Warhammer 40,000: Darktide Nails The Grime Of The 41st Millennium
Warhammer 40,000: Darktide puts you in your place immediately. While you choose the specifics of your character’s backstory, you’re always an outcast, a dissenter, or a convict. I’m an Ogryn farmer conscripted to join the Emperor’s eternal war, before being unjustly jailed for dissent. I added some headcanon of my own, but you don’t need the details: Darktide tells you that life isn’t fair from minute one, and it doesn’t stop there.
After the prison ship transporting you is boarded by heretics and you save the life of your superior, you’re enlisted to scourge a demonic incursion on Atoma Prime. As you descend to the bowels of the Hive City Tertium, you understand that you aren't a cog in the machine, you’re a speck of dirt on that cog’s chipped teeth.

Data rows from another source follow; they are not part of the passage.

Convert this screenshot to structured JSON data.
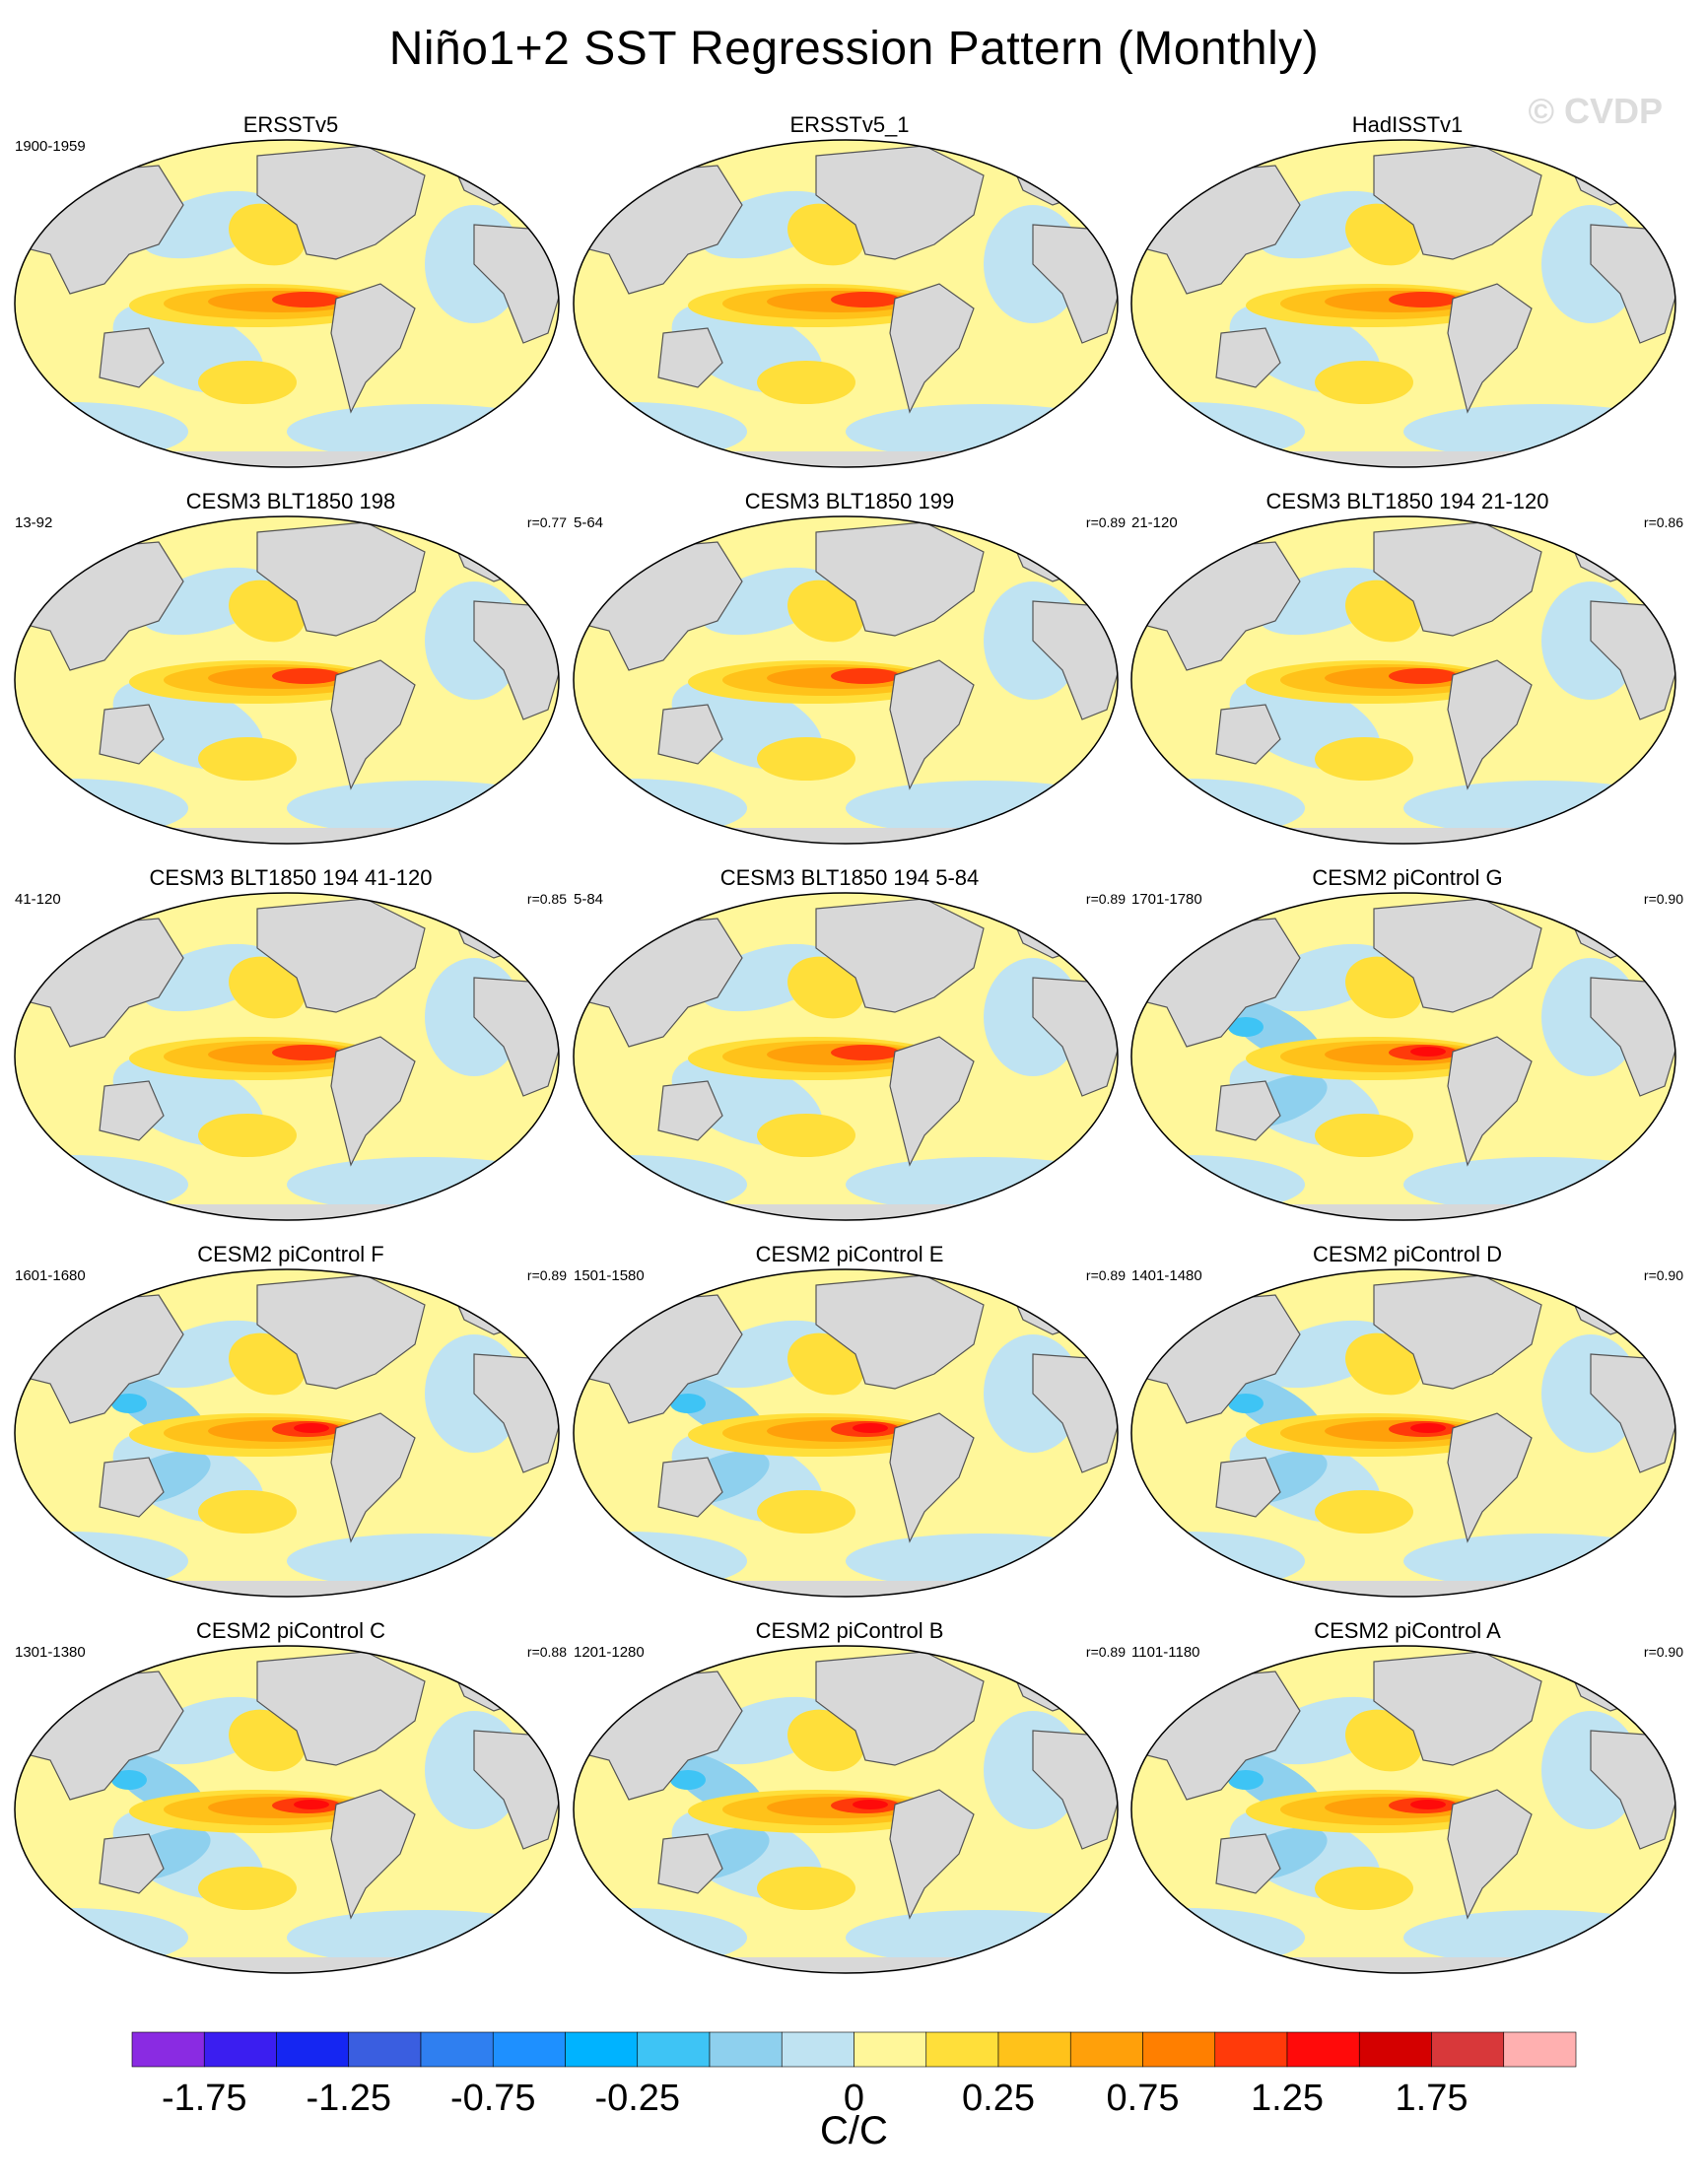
{
  "title": "Niño1+2 SST Regression Pattern (Monthly)",
  "watermark": "© CVDP",
  "map_data": {
    "projection": "Robinson-like global, Pacific-centered",
    "variable": "SST regression on Niño1+2 index",
    "panels": [
      {
        "title": "ERSSTv5",
        "period": "1900-1959",
        "corr": ""
      },
      {
        "title": "ERSSTv5_1",
        "period": "",
        "corr": ""
      },
      {
        "title": "HadISSTv1",
        "period": "",
        "corr": ""
      },
      {
        "title": "CESM3 BLT1850 198",
        "period": "13-92",
        "corr": "r=0.77"
      },
      {
        "title": "CESM3 BLT1850 199",
        "period": "5-64",
        "corr": "r=0.89"
      },
      {
        "title": "CESM3 BLT1850 194 21-120",
        "period": "21-120",
        "corr": "r=0.86"
      },
      {
        "title": "CESM3 BLT1850 194 41-120",
        "period": "41-120",
        "corr": "r=0.85"
      },
      {
        "title": "CESM3 BLT1850 194 5-84",
        "period": "5-84",
        "corr": "r=0.89"
      },
      {
        "title": "CESM2 piControl G",
        "period": "1701-1780",
        "corr": "r=0.90"
      },
      {
        "title": "CESM2 piControl F",
        "period": "1601-1680",
        "corr": "r=0.89"
      },
      {
        "title": "CESM2 piControl E",
        "period": "1501-1580",
        "corr": "r=0.89"
      },
      {
        "title": "CESM2 piControl D",
        "period": "1401-1480",
        "corr": "r=0.90"
      },
      {
        "title": "CESM2 piControl C",
        "period": "1301-1380",
        "corr": "r=0.88"
      },
      {
        "title": "CESM2 piControl B",
        "period": "1201-1280",
        "corr": "r=0.89"
      },
      {
        "title": "CESM2 piControl A",
        "period": "1101-1180",
        "corr": "r=0.90"
      }
    ]
  },
  "colorbar": {
    "colors": [
      "#8a2be2",
      "#3b1ef0",
      "#1526f2",
      "#3a5ee0",
      "#2f7ff0",
      "#1e90ff",
      "#00b3ff",
      "#3ec4f5",
      "#8ed0ee",
      "#bfe3f2",
      "#fff79a",
      "#ffdf3a",
      "#ffc21a",
      "#ffa00a",
      "#ff7f00",
      "#ff3a0a",
      "#ff0a0a",
      "#d40000",
      "#d8383a",
      "#ffb0b0"
    ],
    "tick_labels": [
      "-1.75",
      "-1.25",
      "-0.75",
      "-0.25",
      "0",
      "0.25",
      "0.75",
      "1.25",
      "1.75"
    ],
    "tick_boundaries": [
      1,
      3,
      5,
      7,
      10,
      12,
      14,
      16,
      18
    ],
    "units": "C/C"
  }
}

Everything in Tertium is covered in layers of grime, and that’s before you start spraying viscera and mucus all over the walls. As I played through the early missions, getting to grips with the fact that this isn’t a shooting game, actually, I couldn’t help but get sidetracked. Luckily the difficulty is dialled right down at the start, so my teammates coped just fine, because I kept getting sidetracked, exploring dead ends crammed full of hissing pipes and peering at dim screens in eerie control rooms.
I admire the ornate, gilded statues that stand guard over Tertium’s long-abandoned bazaar as I crack the skull of another Poxwalker. I can’t help but gaze at the great servo-enhanced skull, the symbol of the Mechanicum, which dutifully hangs on the doors of the foundry, as a Pox Hound devours my party’s Zealot. I’ll save her later. I’ve spotted another grim alley to explore.
The detail is even more abundant aboard the warship that serves as your mission hub, or perhaps I just have more time to admire it as the Mourningstar isn’t under siege like the planet below. More of the golden statues dwarf even the most muscular Ogryn as I walk beneath them, forever in their shadow as I am the Emperor’s. The scale of the country-sized spacecraft is put into perspective when you gaze out of the huge windows at Atoma Prime and the galaxy beyond it, framed in ornate, gothic details more befitting a cathedral than a warship.
But it’s the opposite end of the scale that draws me in deepest. Every corner, every nook and cranny is filled with character. Benches are topped with candles and alcoves are manned by large books, presumably Holy, and of course, skulls and Imperial insignia are stamped on every surface.
There are shipworkers, too, more than the necessary NPCs who sell you weapons or give you tutorials. A Tech-Priest prowls their workshop, the glow from their biomechanical eyes emanating from the depths of their hood. The benches they work at are littered with tools and screens, each looking purposeful, and surround a neon-lit pit, which teases the larger ship beyond that which we can explore. Even my gargantuan Ogryn body is tiny compared with this mass of metal.
There are small shrines dotted anywhere they can fit, pipes snaking along corridors before gathering in chaotic bundles in corners, like spaghetti thrown onto a factory floor and expected to carry fluids from one end to the other. Even with only a small section to explore, the scale is impressive on both ends of the spectrum, and most of all, this feels like a working ship.
I’d love the Mourningstar to have more prevalent sound design, the kind we’ve seen in Callisto Protocol previews. I love peering into alcoves to find mechanical thingamajigs or religious icons, but I’d love to hear the ship more, too. To feel the hum of the engines, and listen to liquids running through the pipes. This is a miles-long cathedral that can fly through the Warp carrying thousands of troops and twice as many solid gold monuments. I expect it to creak with shaky breaths as it struggles to stay afloat in the atmosphere.
I’m nowhere near far enough in to judge Darktide’s gameplay – plus, it’s still technically in beta and feels as such – but the vibes it pulls off match the grimdark world of the 41st millennium perfectly. Fatshark has thought about every detail, and has pulled off an impressive feat of matching its levels to heights of my imagination. 40k’s novels paint stunning pictures of this universe, pictures that the tabletop game can never come close to – and doesn’t need to, as it offers a completely different experience.
Video games can bridge that gap, providing both a personal experience and placing you in palpable, tangible environments that embody the universe’s horrors. Darktide manages to do just that. I’ve never felt more lowly, more downtrodden, more covered in stubborn fucking grime that wouldn’t wash off if I lay in a bath for a year. The Emperor is looking down on me, as the statues erected in his honour remind me constantly, and therefore the universe is looking down on me. I’m the lowest of the low, but there’s a great view from the bottom.